Do small businesses warrant threatened species protections today, given the decimation they endured since spring 2020? Given the circumstances, they absolutely do.
In her forthcoming book The War on Small Business: How the Government Used the Pandemic to Crush the Backbone of America, “recovering” investment banker and New York Times bestseller author Carol Roth details how the government exploited the COVID-19 pandemic to crush the engine of our economy: small businesses.
Not only is big government to blame, big business is equally guilty. In addition to small business, Roth warns other decentralized aspects of the economy could be similiarly destroyed.
Subverting Small Business to Own Free Enterprise
I asked Carol what precipitated the War on Small Business and who’s behind it.
“The War on Small Business was formally declared in March of 2020,” The Roth Effect host noted. “But informally, it’s been going on for decades and anywhere in the world throughout history where you’ve had central power.”
To free marketeers like her, the slaughter of small businesses by big government is a dangerous trend that must be reversed.
“Capitalism is all about that abundance mentality,” she declared. “Everybody can succeed. The pod can grow. And I see it trending in the wrong direction as we move away from it.”

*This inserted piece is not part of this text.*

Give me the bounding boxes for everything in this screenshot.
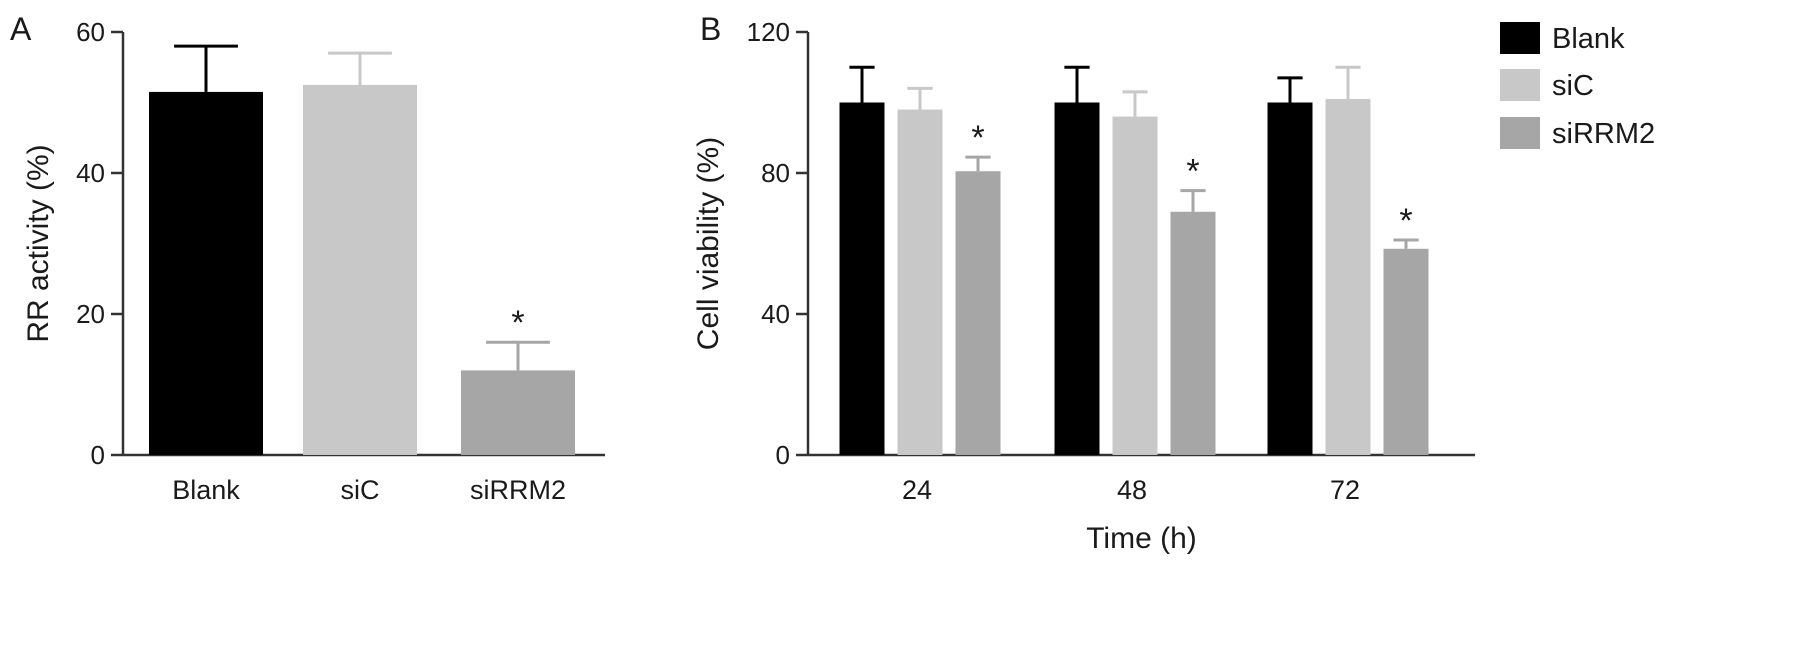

She writes in her book the attacks are equally rooted in tenets of central planning, where the government controls most or all economic outcomes. And to the detriment of innovation and free choice. Cronyism is also rampant.
“A couple people in government making a lot of decisions and having a lot of purview—and using force, coercion, and control or some subset of that— is a bad outcome,” Roth explained.
As for the number of small businesses that have permanently shuttered, Roth crunched the numbers and estimated between 500,000 to a million small businesses have permanently closed altogether.
Systemic Transfer of Power from Main Street to Government and Cronies
Why is big government waging a war on small businesses? They are independent and hard to control. Therefore, they must be crushed in the eyes of the government and their cronies.
“This is a systemic issue of government power being shifted. And you saw it all along. That these decisions were made not based on science but based on who has clout,” Roth said of the government picking winners and losers throughout the pandemic.
“They can say, we love small business and we care about small business, all they want. But we’ve seen any time they’re in charge of something, they throw a crumb at the little guys so that they say, oh, well, you got something!,” she lamented. “It’s just an excuse for them to direct more money to their cronies and to consolidate their power.”
She also stated, “You had not just the government mandate shutting down Main Street and that spending being shifted to bigger companies, but you had the Federal Reserve intervening at just a historic proportion.”
Decentralization is Under Attack Too
Small businesses aren’t the only targets in the government’s crosshairs.
Big government actors and their enablers are equally threatened by other decentralized aspects of the economy: namely the independent workforce and digital currencies like Bitcoin.
For Roth, these are equally important to safeguard and protect against central planners.
“The bigger issue here is that we have a battle between decentralization and centralization,” the New York Times bestselling author stressed.
“The reason why they hate crypto is the same reason why they hate gig work. It’s the same reason why they hate small business: because it’s too hard to control,” she added.
“They want it under their purview. That’s what gives them the power. That’s what puts them in control of more and more things and more and more money. Obviously, all of those things are a huge threat to them.”
How can readers help fight the war on small business? Engage in the battle and launch a business of your own—or bolster an existing one.
Roth recommended three ways to get involved: One, build your own business and build equity and value in that business. Two, go work for a business that’s building equity and ask for stock options or stock compensation. Three, participate in the stock market or invest in other businesses.
She added, “You need to have a three-year runway. Businesses often take three years to really create a foundation for it. So make sure you have enough capital to fund the business and to live on for a three-year period.”
“It may be that you started as a side hustle. Prove out the concept and go from there. And then just make sure that you really want to run a business and that you’re not just passionate about doing things.”